Ya pilotlarımız, o pilotlar -ki birinin Türkiye’nin sayılı astronotlarından olduğunu öğrendik sonradan- kolay mı yetişiyordu
Bu olay sonrası angajman kurallarımız değişti. Türkiye’nin sınırına yaklaşan her tehlike vurulacaktı. Hatta Genelkurmay çocuk oyunu zannetti herhalde hergün açıklama yapıyordu “Suriye tarafından sınırımıza yaklaşan helikopter püskürtüldü” diye. Bizde çok rahatlıyorduk, püskürtülmese mazallah ne yapardık!

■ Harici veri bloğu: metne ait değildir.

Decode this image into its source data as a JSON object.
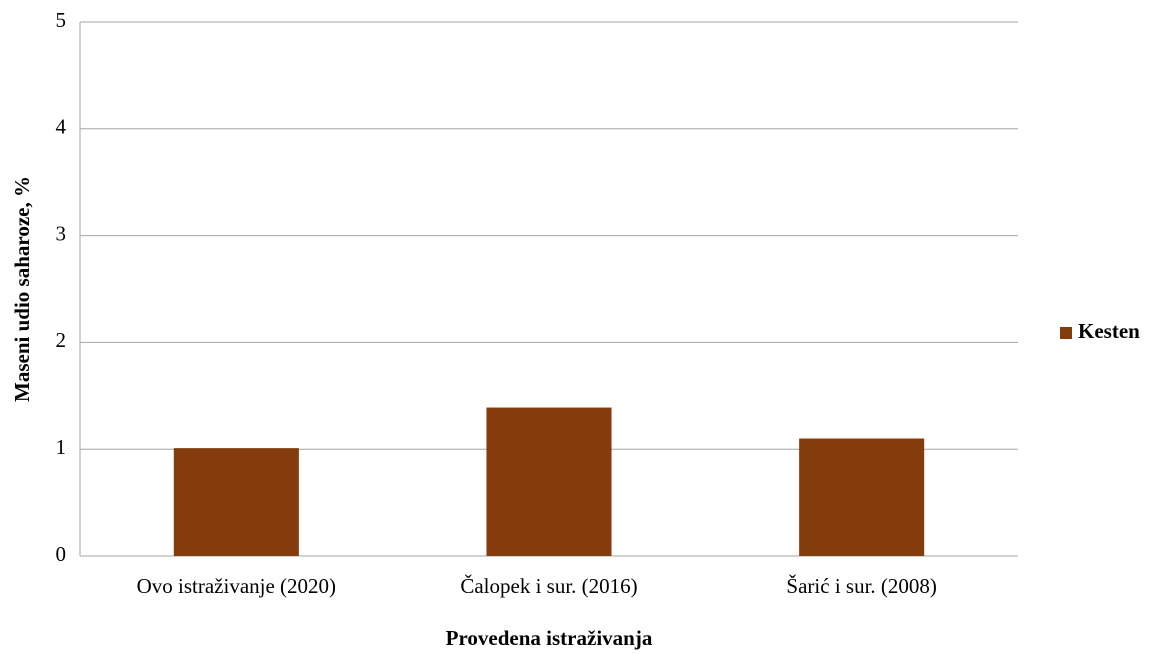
{
  "chart_data": {
    "type": "bar",
    "categories": [
      "Ovo istraživanje (2020)",
      "Čalopek i sur. (2016)",
      "Šarić i sur. (2008)"
    ],
    "series": [
      {
        "name": "Kesten",
        "color": "#843c0c",
        "values": [
          1.01,
          1.39,
          1.1
        ]
      }
    ],
    "ylim": [
      0,
      5
    ],
    "yticks": [
      0,
      1,
      2,
      3,
      4,
      5
    ],
    "grid": true,
    "xlabel": "Provedena istraživanja",
    "ylabel": "Maseni udio saharoze, %",
    "legend": "right"
  }
}
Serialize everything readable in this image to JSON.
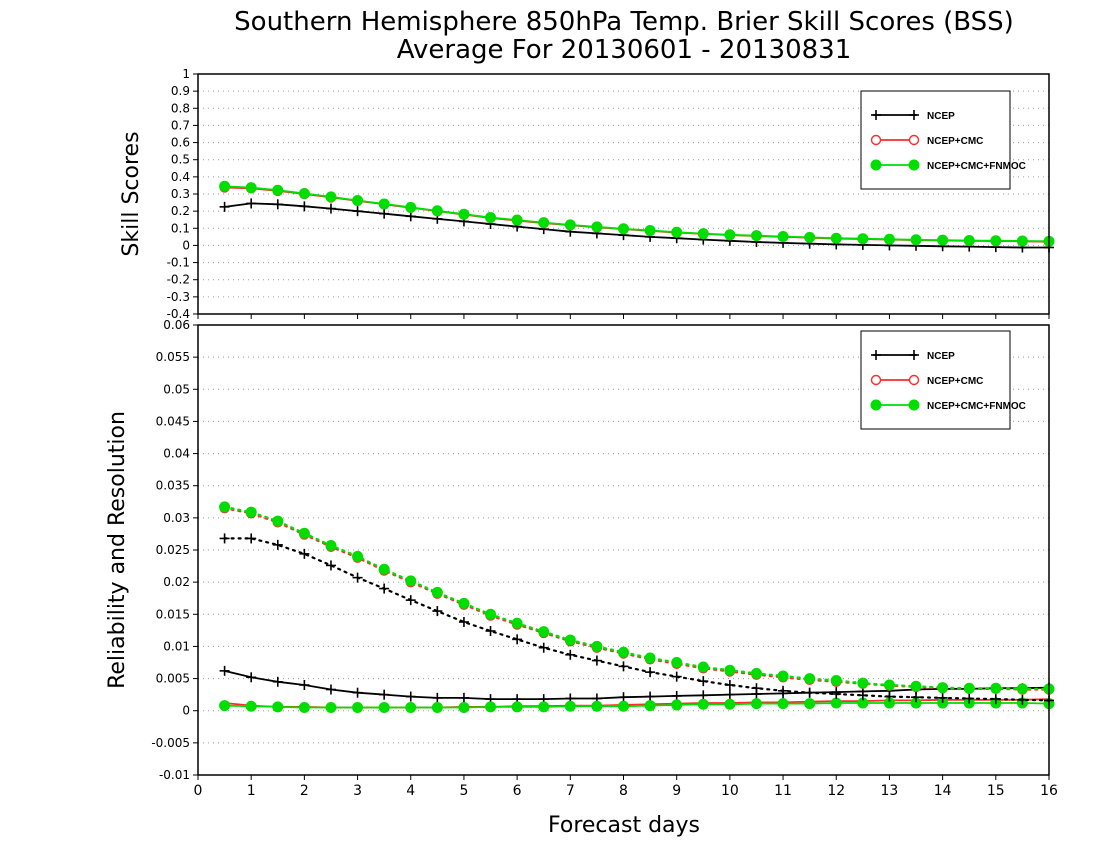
{
  "title_line1": "Southern Hemisphere 850hPa Temp. Brier Skill Scores (BSS)",
  "title_line2": "Average For 20130601 - 20130831",
  "xlabel": "Forecast days",
  "legend_entries": [
    "NCEP",
    "NCEP+CMC",
    "NCEP+CMC+FNMOC"
  ],
  "colors": {
    "NCEP": "#000000",
    "NCEP+CMC": "#ff2a2a",
    "NCEP+CMC+FNMOC": "#00dd00"
  },
  "chart_data": [
    {
      "type": "line",
      "ylabel": "Skill Scores",
      "xlim": [
        0,
        16
      ],
      "ylim": [
        -0.4,
        1
      ],
      "x_ticks": [
        "0",
        "1",
        "2",
        "3",
        "4",
        "5",
        "6",
        "7",
        "8",
        "9",
        "10",
        "11",
        "12",
        "13",
        "14",
        "15",
        "16"
      ],
      "y_ticks": [
        "-0.4",
        "-0.3",
        "-0.2",
        "-0.1",
        "0",
        "0.1",
        "0.2",
        "0.3",
        "0.4",
        "0.5",
        "0.6",
        "0.7",
        "0.8",
        "0.9",
        "1"
      ],
      "grid": true,
      "legend_position": "top-right",
      "x": [
        0.5,
        1,
        1.5,
        2,
        2.5,
        3,
        3.5,
        4,
        4.5,
        5,
        5.5,
        6,
        6.5,
        7,
        7.5,
        8,
        8.5,
        9,
        9.5,
        10,
        10.5,
        11,
        11.5,
        12,
        12.5,
        13,
        13.5,
        14,
        14.5,
        15,
        15.5,
        16
      ],
      "series": [
        {
          "name": "NCEP",
          "marker": "plus",
          "style": "solid",
          "values": [
            0.225,
            0.245,
            0.24,
            0.228,
            0.215,
            0.2,
            0.185,
            0.17,
            0.155,
            0.14,
            0.125,
            0.11,
            0.095,
            0.08,
            0.07,
            0.06,
            0.05,
            0.042,
            0.034,
            0.027,
            0.02,
            0.015,
            0.01,
            0.006,
            0.003,
            0,
            -0.002,
            -0.005,
            -0.007,
            -0.01,
            -0.012,
            -0.012
          ]
        },
        {
          "name": "NCEP+CMC",
          "marker": "open-circle",
          "style": "solid",
          "values": [
            0.338,
            0.333,
            0.318,
            0.3,
            0.28,
            0.26,
            0.24,
            0.22,
            0.2,
            0.18,
            0.16,
            0.145,
            0.13,
            0.118,
            0.105,
            0.095,
            0.085,
            0.075,
            0.067,
            0.06,
            0.055,
            0.05,
            0.045,
            0.04,
            0.037,
            0.034,
            0.031,
            0.029,
            0.027,
            0.025,
            0.024,
            0.022
          ]
        },
        {
          "name": "NCEP+CMC+FNMOC",
          "marker": "filled-circle",
          "style": "solid",
          "values": [
            0.345,
            0.337,
            0.322,
            0.303,
            0.283,
            0.262,
            0.242,
            0.222,
            0.202,
            0.182,
            0.163,
            0.148,
            0.133,
            0.12,
            0.108,
            0.097,
            0.087,
            0.077,
            0.069,
            0.062,
            0.057,
            0.052,
            0.047,
            0.042,
            0.039,
            0.036,
            0.033,
            0.031,
            0.029,
            0.027,
            0.026,
            0.024
          ]
        }
      ]
    },
    {
      "type": "line",
      "ylabel": "Reliability and Resolution",
      "xlabel": "Forecast days",
      "xlim": [
        0,
        16
      ],
      "ylim": [
        -0.01,
        0.06
      ],
      "x_ticks": [
        "0",
        "1",
        "2",
        "3",
        "4",
        "5",
        "6",
        "7",
        "8",
        "9",
        "10",
        "11",
        "12",
        "13",
        "14",
        "15",
        "16"
      ],
      "y_ticks": [
        "-0.01",
        "-0.005",
        "0",
        "0.005",
        "0.01",
        "0.015",
        "0.02",
        "0.025",
        "0.03",
        "0.035",
        "0.04",
        "0.045",
        "0.05",
        "0.055",
        "0.06"
      ],
      "grid": true,
      "legend_position": "top-right",
      "x": [
        0.5,
        1,
        1.5,
        2,
        2.5,
        3,
        3.5,
        4,
        4.5,
        5,
        5.5,
        6,
        6.5,
        7,
        7.5,
        8,
        8.5,
        9,
        9.5,
        10,
        10.5,
        11,
        11.5,
        12,
        12.5,
        13,
        13.5,
        14,
        14.5,
        15,
        15.5,
        16
      ],
      "series": [
        {
          "name": "NCEP",
          "marker": "plus",
          "style": "solid",
          "values": [
            0.0062,
            0.0052,
            0.0045,
            0.004,
            0.0033,
            0.0028,
            0.0025,
            0.0022,
            0.002,
            0.002,
            0.0018,
            0.0018,
            0.0018,
            0.0019,
            0.0019,
            0.0021,
            0.0022,
            0.0023,
            0.0024,
            0.0025,
            0.0026,
            0.0027,
            0.0028,
            0.0029,
            0.003,
            0.0031,
            0.0033,
            0.0034,
            0.0034,
            0.0035,
            0.0035,
            0.0036
          ]
        },
        {
          "name": "NCEP+CMC",
          "marker": "none",
          "style": "solid",
          "values": [
            0.0012,
            0.0008,
            0.0006,
            0.0006,
            0.0005,
            0.0005,
            0.0005,
            0.0005,
            0.0005,
            0.0006,
            0.0006,
            0.0007,
            0.0007,
            0.0008,
            0.0008,
            0.0009,
            0.001,
            0.0011,
            0.0012,
            0.0012,
            0.0013,
            0.0013,
            0.0014,
            0.0015,
            0.0015,
            0.0016,
            0.0016,
            0.0017,
            0.0017,
            0.0017,
            0.0017,
            0.0018
          ]
        },
        {
          "name": "NCEP+CMC+FNMOC",
          "marker": "filled-circle",
          "style": "solid",
          "values": [
            0.0008,
            0.0007,
            0.0006,
            0.0005,
            0.0005,
            0.0005,
            0.0005,
            0.0005,
            0.0005,
            0.0005,
            0.0006,
            0.0006,
            0.0006,
            0.0007,
            0.0007,
            0.0007,
            0.0008,
            0.0009,
            0.001,
            0.001,
            0.0011,
            0.0011,
            0.0011,
            0.0012,
            0.0012,
            0.0012,
            0.0012,
            0.0012,
            0.0012,
            0.0012,
            0.0012,
            0.0011
          ]
        },
        {
          "name": "NCEP",
          "marker": "plus",
          "style": "dotted",
          "values": [
            0.0268,
            0.0268,
            0.0258,
            0.0244,
            0.0226,
            0.0207,
            0.019,
            0.0172,
            0.0155,
            0.0138,
            0.0124,
            0.0111,
            0.0098,
            0.0087,
            0.0078,
            0.0069,
            0.006,
            0.0053,
            0.0046,
            0.004,
            0.0035,
            0.0031,
            0.0028,
            0.0026,
            0.0024,
            0.0022,
            0.0021,
            0.002,
            0.0019,
            0.0018,
            0.0017,
            0.0016
          ]
        },
        {
          "name": "NCEP+CMC",
          "marker": "open-circle",
          "style": "dotted",
          "values": [
            0.0315,
            0.0307,
            0.0293,
            0.0274,
            0.0255,
            0.0238,
            0.0218,
            0.02,
            0.0182,
            0.0165,
            0.0148,
            0.0134,
            0.0121,
            0.0108,
            0.0098,
            0.0089,
            0.008,
            0.0073,
            0.0066,
            0.0061,
            0.0056,
            0.0052,
            0.0048,
            0.0045,
            0.0042,
            0.0039,
            0.0037,
            0.0035,
            0.0034,
            0.0034,
            0.0033,
            0.0033
          ]
        },
        {
          "name": "NCEP+CMC+FNMOC",
          "marker": "filled-circle",
          "style": "dotted",
          "values": [
            0.0317,
            0.0309,
            0.0295,
            0.0276,
            0.0257,
            0.024,
            0.022,
            0.0202,
            0.0184,
            0.0167,
            0.015,
            0.0136,
            0.0123,
            0.011,
            0.01,
            0.0091,
            0.0082,
            0.0075,
            0.0068,
            0.0063,
            0.0058,
            0.0054,
            0.005,
            0.0047,
            0.0043,
            0.004,
            0.0038,
            0.0036,
            0.0035,
            0.0035,
            0.0034,
            0.0034
          ]
        }
      ]
    }
  ]
}
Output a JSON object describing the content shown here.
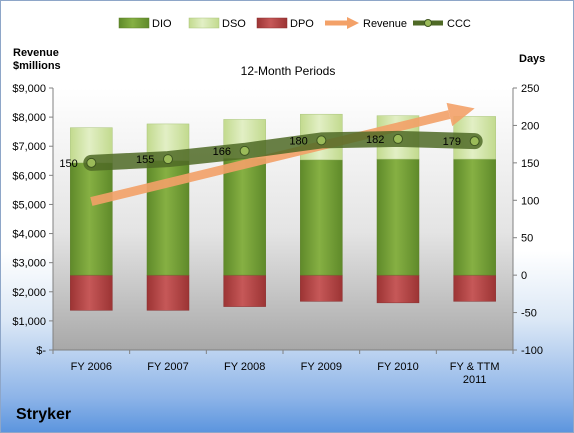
{
  "company_name": "Stryker",
  "chart_data": {
    "type": "bar",
    "title": "12-Month Periods",
    "ylabel": "Revenue $millions",
    "ylabel_lines": [
      "Revenue",
      "$millions"
    ],
    "y2label": "Days",
    "categories": [
      "FY 2006",
      "FY 2007",
      "FY 2008",
      "FY 2009",
      "FY 2010",
      "FY & TTM 2011"
    ],
    "category_lines": [
      [
        "FY 2006"
      ],
      [
        "FY 2007"
      ],
      [
        "FY 2008"
      ],
      [
        "FY 2009"
      ],
      [
        "FY 2010"
      ],
      [
        "FY & TTM",
        "2011"
      ]
    ],
    "ylim": [
      0,
      9000
    ],
    "y_ticks": [
      0,
      1000,
      2000,
      3000,
      4000,
      5000,
      6000,
      7000,
      8000,
      9000
    ],
    "y_tick_labels": [
      "$-",
      "$1,000",
      "$2,000",
      "$3,000",
      "$4,000",
      "$5,000",
      "$6,000",
      "$7,000",
      "$8,000",
      "$9,000"
    ],
    "y2lim": [
      -100,
      250
    ],
    "y2_ticks": [
      -100,
      -50,
      0,
      50,
      100,
      150,
      200,
      250
    ],
    "y2_tick_labels": [
      "-100",
      "-50",
      "0",
      "50",
      "100",
      "150",
      "200",
      "250"
    ],
    "legend_position": "top",
    "grid": false,
    "series": [
      {
        "name": "DIO",
        "axis": "days",
        "kind": "stacked-bar",
        "values": [
          150,
          153,
          156,
          154,
          155,
          155
        ],
        "color": "#76a237"
      },
      {
        "name": "DSO",
        "axis": "days",
        "kind": "stacked-bar",
        "values": [
          47,
          49,
          52,
          61,
          58,
          57
        ],
        "color": "#d3e6a8"
      },
      {
        "name": "DPO",
        "axis": "days",
        "kind": "negative-bar",
        "values": [
          -47,
          -47,
          -42,
          -35,
          -37,
          -35
        ],
        "color": "#b84a4a"
      },
      {
        "name": "Revenue",
        "axis": "revenue",
        "kind": "trend-arrow",
        "values": [
          5100,
          6000,
          6700,
          6700,
          7300,
          8300
        ],
        "color": "#f3a168"
      },
      {
        "name": "CCC",
        "axis": "days",
        "kind": "line",
        "values": [
          150,
          155,
          166,
          180,
          182,
          179
        ],
        "labels": [
          "150",
          "155",
          "166",
          "180",
          "182",
          "179"
        ],
        "color": "#5a7a2c"
      }
    ]
  }
}
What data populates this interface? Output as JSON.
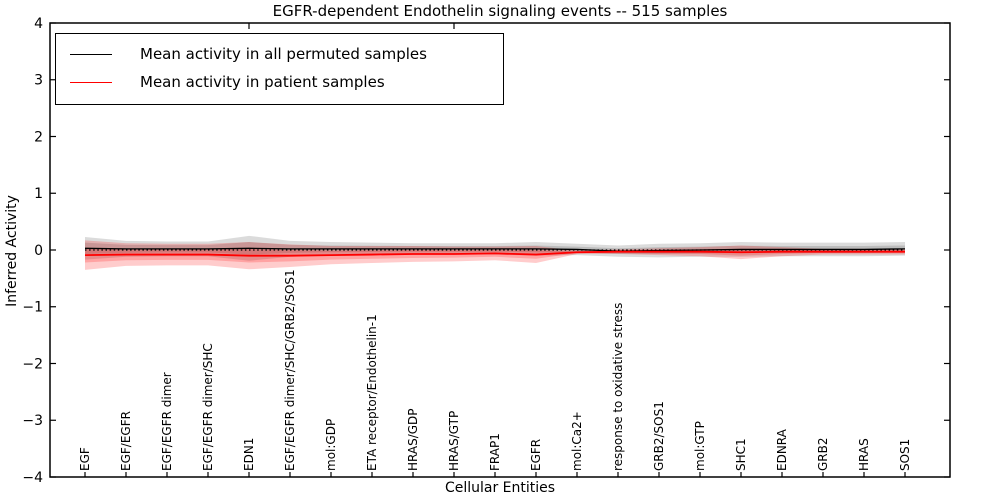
{
  "figure": {
    "title": "EGFR-dependent Endothelin signaling events -- 515 samples",
    "xlabel": "Cellular Entities",
    "ylabel": "Inferred Activity"
  },
  "legend": {
    "position": "upper left",
    "items": [
      {
        "label": "Mean activity in all permuted samples",
        "color": "#000000"
      },
      {
        "label": "Mean activity in patient samples",
        "color": "#ff0000"
      }
    ]
  },
  "chart_data": {
    "type": "line",
    "title": "EGFR-dependent Endothelin signaling events -- 515 samples",
    "xlabel": "Cellular Entities",
    "ylabel": "Inferred Activity",
    "ylim": [
      -4,
      4
    ],
    "yticks": [
      -4,
      -3,
      -2,
      -1,
      0,
      1,
      2,
      3,
      4
    ],
    "ytick_labels": [
      "−4",
      "−3",
      "−2",
      "−1",
      "0",
      "1",
      "2",
      "3",
      "4"
    ],
    "grid": false,
    "legend_position": "upper left",
    "zero_line_style": "dotted",
    "top_ticks_at": [
      4,
      9
    ],
    "categories": [
      "EGF",
      "EGF/EGFR",
      "EGF/EGFR dimer",
      "EGF/EGFR dimer/SHC",
      "EDN1",
      "EGF/EGFR dimer/SHC/GRB2/SOS1",
      "mol:GDP",
      "ETA receptor/Endothelin-1",
      "HRAS/GDP",
      "HRAS/GTP",
      "FRAP1",
      "EGFR",
      "mol:Ca2+",
      "response to oxidative stress",
      "GRB2/SOS1",
      "mol:GTP",
      "SHC1",
      "EDNRA",
      "GRB2",
      "HRAS",
      "SOS1"
    ],
    "series": [
      {
        "name": "Mean activity in all permuted samples",
        "color": "#000000",
        "band_color": "rgba(0,0,0,0.14)",
        "line_width": 1.3,
        "values": [
          0.03,
          0.02,
          0.02,
          0.02,
          0.03,
          0.02,
          0.02,
          0.02,
          0.02,
          0.02,
          0.02,
          0.02,
          0.01,
          -0.02,
          -0.01,
          0,
          0.01,
          0.01,
          0.01,
          0.01,
          0.02
        ],
        "band_std": [
          0.2,
          0.14,
          0.13,
          0.13,
          0.22,
          0.14,
          0.12,
          0.11,
          0.1,
          0.1,
          0.1,
          0.12,
          0.1,
          0.1,
          0.12,
          0.12,
          0.13,
          0.12,
          0.12,
          0.12,
          0.12
        ]
      },
      {
        "name": "Mean activity in patient samples",
        "color": "#ff0000",
        "band_color": "rgba(255,0,0,0.2)",
        "line_width": 1.8,
        "values": [
          -0.09,
          -0.08,
          -0.08,
          -0.08,
          -0.1,
          -0.1,
          -0.09,
          -0.08,
          -0.07,
          -0.07,
          -0.06,
          -0.08,
          -0.04,
          -0.03,
          -0.03,
          -0.03,
          -0.04,
          -0.03,
          -0.03,
          -0.03,
          -0.03
        ],
        "band_std": [
          0.26,
          0.2,
          0.19,
          0.19,
          0.24,
          0.2,
          0.16,
          0.15,
          0.14,
          0.13,
          0.12,
          0.15,
          0.03,
          0.04,
          0.06,
          0.08,
          0.12,
          0.08,
          0.05,
          0.05,
          0.05
        ]
      }
    ]
  }
}
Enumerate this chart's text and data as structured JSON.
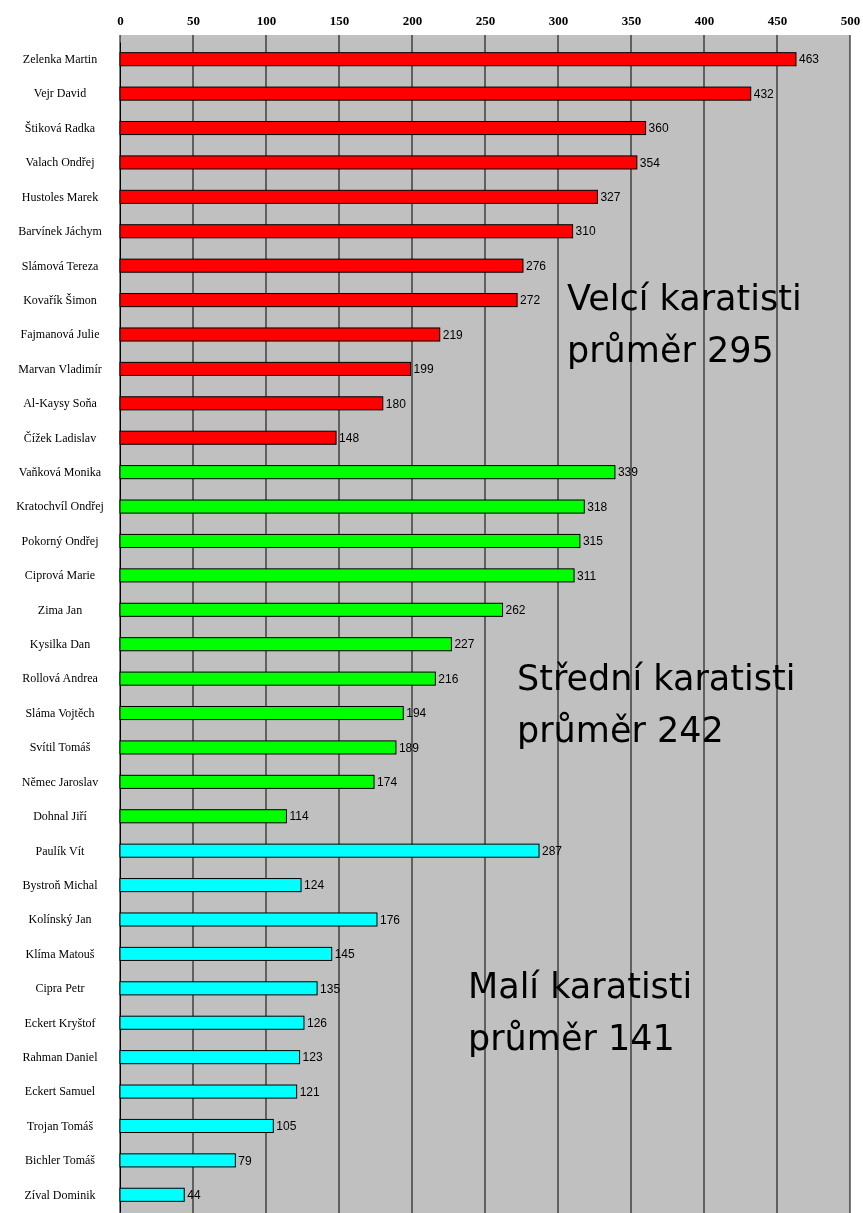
{
  "chart_data": {
    "type": "bar",
    "orientation": "horizontal",
    "categories": [
      "Zelenka Martin",
      "Vejr David",
      "Štiková Radka",
      "Valach Ondřej",
      "Hustoles Marek",
      "Barvínek Jáchym",
      "Slámová Tereza",
      "Kovařík Šimon",
      "Fajmanová Julie",
      "Marvan Vladimír",
      "Al-Kaysy Soňa",
      "Čížek Ladislav",
      "Vaňková Monika",
      "Kratochvíl Ondřej",
      "Pokorný Ondřej",
      "Ciprová Marie",
      "Zima Jan",
      "Kysilka Dan",
      "Rollová Andrea",
      "Sláma Vojtěch",
      "Svítil Tomáš",
      "Němec Jaroslav",
      "Dohnal Jiří",
      "Paulík Vít",
      "Bystroň Michal",
      "Kolínský Jan",
      "Klíma Matouš",
      "Cipra Petr",
      "Eckert Kryštof",
      "Rahman Daniel",
      "Eckert Samuel",
      "Trojan Tomáš",
      "Bichler Tomáš",
      "Zíval Dominik"
    ],
    "values": [
      463,
      432,
      360,
      354,
      327,
      310,
      276,
      272,
      219,
      199,
      180,
      148,
      339,
      318,
      315,
      311,
      262,
      227,
      216,
      194,
      189,
      174,
      114,
      287,
      124,
      176,
      145,
      135,
      126,
      123,
      121,
      105,
      79,
      44
    ],
    "colors": [
      "#ff0000",
      "#ff0000",
      "#ff0000",
      "#ff0000",
      "#ff0000",
      "#ff0000",
      "#ff0000",
      "#ff0000",
      "#ff0000",
      "#ff0000",
      "#ff0000",
      "#ff0000",
      "#00ff00",
      "#00ff00",
      "#00ff00",
      "#00ff00",
      "#00ff00",
      "#00ff00",
      "#00ff00",
      "#00ff00",
      "#00ff00",
      "#00ff00",
      "#00ff00",
      "#00ffff",
      "#00ffff",
      "#00ffff",
      "#00ffff",
      "#00ffff",
      "#00ffff",
      "#00ffff",
      "#00ffff",
      "#00ffff",
      "#00ffff",
      "#00ffff"
    ],
    "xlim": [
      0,
      500
    ],
    "xticks": [
      0,
      50,
      100,
      150,
      200,
      250,
      300,
      350,
      400,
      450,
      500
    ],
    "grid": "x",
    "data_labels": true,
    "annotations": [
      "Velcí karatisti\nprůměr 295",
      "Střední karatisti\nprůměr 242",
      "Malí karatisti\nprůměr 141"
    ]
  }
}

Bu olay sineye çekildi öylece. Sonra iç savaş bizim sınırımıza dayandı. Akçakale’ye 1 hafta önce top mermisi yağdı. Neyseki ölen olmamış ve birkaç vatandaş hafif yaralanmıştı. Nota verildi Suriye’ye, sonra tık yok. E sen bir şey demezsen hemen hafta iki roket daha atar Esad. Bu sefer boşaltılan bölgenin dışına yani ikinci bölgeye geldi roketler. 5 tane vatandaşımız öldü, 13 tane vatandaşımızda yaralandı. Hükümet doğru olanı yaptı hemen bölgede belirlenen yerlere misilleme yapıldı. Sonra saat 10'da tezkere’nin görüşüleceği açıklandı.
Savaşa her zaman karşı olan, barışın destekçisi BDP hayır, onun kopyacısı CHP hayır dedi.
Ak Parti ve MHP bu tezkereye olması gerektiği şekilde cevap vererek evet dedi.
Şimdi tezkere alındı diye Suriye’ye girelim demiyorum ama tezkere’yi elinde tutan Türkiye Suriye’ye karşı daha güçlü daha rahat hareket eder. Oyun moyun ayağına da öyle kafası esen herkes sınırımıza roket atamaz.